Node 2 is next split by viscosity. The largest differential occurs at a viscosity of 17.2 sec. Node 3 is the average of the 12 pass rates for viscosity above 17.2 sec. The average of the 12 pass rates with viscosity below 17.2 sec is 83.9%. The node is not split further in the analysis and is labeled terminal node 1. However, node 3 is split further in the analysis by shift. The average of shift 2 is 72.6% (terminal node 2) and the average of shift 1 is 78.4% (terminal node 3).

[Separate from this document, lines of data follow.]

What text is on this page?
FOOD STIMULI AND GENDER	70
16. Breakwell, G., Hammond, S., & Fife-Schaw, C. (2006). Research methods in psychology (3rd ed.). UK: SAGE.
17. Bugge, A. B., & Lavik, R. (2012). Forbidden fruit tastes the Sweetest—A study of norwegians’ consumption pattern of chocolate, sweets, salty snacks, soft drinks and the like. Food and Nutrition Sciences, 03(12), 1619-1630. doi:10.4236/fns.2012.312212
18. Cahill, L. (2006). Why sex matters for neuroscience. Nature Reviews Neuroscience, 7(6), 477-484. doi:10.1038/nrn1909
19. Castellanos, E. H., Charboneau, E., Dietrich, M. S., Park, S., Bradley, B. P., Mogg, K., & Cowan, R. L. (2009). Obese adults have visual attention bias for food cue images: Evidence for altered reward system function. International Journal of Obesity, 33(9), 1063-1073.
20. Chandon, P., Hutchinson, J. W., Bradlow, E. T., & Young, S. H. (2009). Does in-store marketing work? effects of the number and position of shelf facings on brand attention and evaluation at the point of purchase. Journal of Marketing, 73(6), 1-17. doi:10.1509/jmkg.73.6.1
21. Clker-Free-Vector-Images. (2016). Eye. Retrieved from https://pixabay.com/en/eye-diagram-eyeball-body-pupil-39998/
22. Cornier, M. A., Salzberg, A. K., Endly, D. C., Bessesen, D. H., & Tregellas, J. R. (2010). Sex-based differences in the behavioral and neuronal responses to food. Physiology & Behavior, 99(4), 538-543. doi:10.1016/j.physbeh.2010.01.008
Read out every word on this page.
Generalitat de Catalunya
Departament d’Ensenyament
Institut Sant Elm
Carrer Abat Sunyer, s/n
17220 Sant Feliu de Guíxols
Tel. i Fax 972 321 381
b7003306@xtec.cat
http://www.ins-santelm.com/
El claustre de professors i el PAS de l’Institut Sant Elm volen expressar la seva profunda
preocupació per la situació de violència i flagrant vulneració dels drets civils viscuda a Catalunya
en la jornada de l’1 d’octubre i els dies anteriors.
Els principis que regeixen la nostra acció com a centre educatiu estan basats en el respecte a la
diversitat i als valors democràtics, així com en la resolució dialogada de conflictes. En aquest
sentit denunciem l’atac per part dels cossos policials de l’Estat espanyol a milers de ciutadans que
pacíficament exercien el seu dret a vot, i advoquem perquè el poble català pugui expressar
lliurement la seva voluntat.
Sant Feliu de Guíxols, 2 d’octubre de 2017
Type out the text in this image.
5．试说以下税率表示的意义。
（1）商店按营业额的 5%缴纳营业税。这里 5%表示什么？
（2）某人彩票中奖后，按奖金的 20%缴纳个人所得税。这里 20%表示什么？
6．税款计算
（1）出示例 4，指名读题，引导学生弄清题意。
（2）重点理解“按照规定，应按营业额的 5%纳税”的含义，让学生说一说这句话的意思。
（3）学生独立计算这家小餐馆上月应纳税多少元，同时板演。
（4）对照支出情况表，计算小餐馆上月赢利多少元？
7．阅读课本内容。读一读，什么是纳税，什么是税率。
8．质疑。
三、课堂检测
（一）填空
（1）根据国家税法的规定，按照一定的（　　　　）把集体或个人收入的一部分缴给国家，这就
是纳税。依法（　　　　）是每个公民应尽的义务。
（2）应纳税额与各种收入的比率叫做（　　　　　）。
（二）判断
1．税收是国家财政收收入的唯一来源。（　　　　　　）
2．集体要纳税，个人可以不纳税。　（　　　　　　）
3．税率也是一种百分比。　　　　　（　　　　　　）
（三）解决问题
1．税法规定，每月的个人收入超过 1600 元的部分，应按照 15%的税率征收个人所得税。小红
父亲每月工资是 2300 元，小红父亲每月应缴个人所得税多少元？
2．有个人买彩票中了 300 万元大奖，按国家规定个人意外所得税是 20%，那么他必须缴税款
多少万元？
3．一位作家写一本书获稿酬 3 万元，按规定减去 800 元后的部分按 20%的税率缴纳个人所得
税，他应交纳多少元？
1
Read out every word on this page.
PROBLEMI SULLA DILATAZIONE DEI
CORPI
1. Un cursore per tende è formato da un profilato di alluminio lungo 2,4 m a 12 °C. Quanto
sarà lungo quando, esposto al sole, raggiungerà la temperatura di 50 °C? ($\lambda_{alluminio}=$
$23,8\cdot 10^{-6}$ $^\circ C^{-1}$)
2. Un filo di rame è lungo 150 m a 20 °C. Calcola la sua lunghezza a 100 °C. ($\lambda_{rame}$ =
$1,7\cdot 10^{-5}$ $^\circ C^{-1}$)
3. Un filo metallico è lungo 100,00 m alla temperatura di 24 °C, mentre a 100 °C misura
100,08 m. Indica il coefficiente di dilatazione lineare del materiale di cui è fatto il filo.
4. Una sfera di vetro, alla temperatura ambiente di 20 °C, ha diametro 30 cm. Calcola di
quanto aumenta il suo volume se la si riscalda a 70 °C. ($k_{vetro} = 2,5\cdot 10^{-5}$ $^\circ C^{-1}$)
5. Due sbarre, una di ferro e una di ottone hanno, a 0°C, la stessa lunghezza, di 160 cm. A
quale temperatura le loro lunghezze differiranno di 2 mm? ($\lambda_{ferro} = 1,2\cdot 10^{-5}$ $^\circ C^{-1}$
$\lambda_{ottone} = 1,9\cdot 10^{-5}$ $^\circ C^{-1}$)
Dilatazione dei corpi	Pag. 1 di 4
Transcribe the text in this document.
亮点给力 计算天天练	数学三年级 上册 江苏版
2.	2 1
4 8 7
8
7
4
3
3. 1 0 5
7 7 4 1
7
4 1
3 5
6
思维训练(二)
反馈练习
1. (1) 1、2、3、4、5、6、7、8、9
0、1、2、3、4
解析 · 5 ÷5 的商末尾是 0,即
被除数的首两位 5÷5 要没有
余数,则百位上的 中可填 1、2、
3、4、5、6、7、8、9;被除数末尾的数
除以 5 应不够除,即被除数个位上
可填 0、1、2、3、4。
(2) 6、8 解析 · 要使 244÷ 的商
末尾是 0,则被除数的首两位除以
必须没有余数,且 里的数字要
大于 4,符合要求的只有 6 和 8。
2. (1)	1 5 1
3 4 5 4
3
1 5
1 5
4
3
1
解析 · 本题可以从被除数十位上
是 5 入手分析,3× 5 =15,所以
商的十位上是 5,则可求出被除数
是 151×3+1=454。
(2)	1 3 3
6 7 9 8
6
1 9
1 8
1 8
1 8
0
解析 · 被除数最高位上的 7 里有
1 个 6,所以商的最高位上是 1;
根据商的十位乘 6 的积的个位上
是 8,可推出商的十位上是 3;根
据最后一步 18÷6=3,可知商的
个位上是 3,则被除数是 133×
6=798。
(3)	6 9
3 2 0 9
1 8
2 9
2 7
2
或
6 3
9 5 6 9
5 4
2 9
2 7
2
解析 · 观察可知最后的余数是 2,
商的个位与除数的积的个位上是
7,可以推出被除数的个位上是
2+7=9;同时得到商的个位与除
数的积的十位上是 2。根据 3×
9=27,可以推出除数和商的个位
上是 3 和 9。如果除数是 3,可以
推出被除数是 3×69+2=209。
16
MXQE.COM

Returning to node 4 the pass rates for shift 3, the data is next split by viscosity using a split point of 17.0 sec. The higher pass rates in node 5 are further split by viscosity using a split point of 16.5 sec. Comparing all the terminal nodes, it is observed that the largest average pass rate is 93.3% in terminal node 4 and the smallest is 72.6% in terminal node 2. The difference is 20.7%. The best pass rates are found in the data from shift 3 with low viscosity. The worst pass rates are found in the data from shift 2 with high viscosity. The overall Relative Variable Importance is shown in figure 4.
Figure 3
Figure 4
A more conventional approach would be to perform a multiple regression analysis using both continuous and categorical predictors and go through a series of refinements. Alternatively, an ANOVA general linear model approach could be taken using a combination of categorical factors and continuous covariates. While it is possible these methods could result in several different competitive models, this author used both approaches to achieve the same model. The resulting Analysis of Variance table and regression equations are shown in figure 5. The low p-values in the ANOVA table show viscosity and shift as important drivers of pass rate, the same conclusion from the CART analysis. The three regression equations confirm that shift 3 has the highest relative pass rates (constant of 190.8) and shift 2 the lowest (constant of 179.0). The negative viscosity constants reflect that lower viscosity results in higher pass rates. Again, the same conclusion as the CART analysis.
Figure 5
For the CART analysis, once the data is collected and formatted the only knowledge needed is for the user to understand if a variable is an input or an output, and whether it is continuous or attribute data. To understand the results, the user needs to understand how to read the optimal tree diagram which is not greatly different from other types of tree diagrams. In the background the regression equations are calculated so the user can easily predict the pass rate for any set of conditions. To run the multiple regression analysis and the ANOVA general linear model, the user needs to be able to run multiple refinements, understand several goodness of fit criteria, run the tests for data assumptions, understand the assumption caveats, and at the end be able to interpret the results.
To summarize, CART (Classification and Regression Trees) is a machine learning tool that can handle both continuous and attribute data sets to identify important variables and assess their impact. It is more user accessible compared to traditional approaches.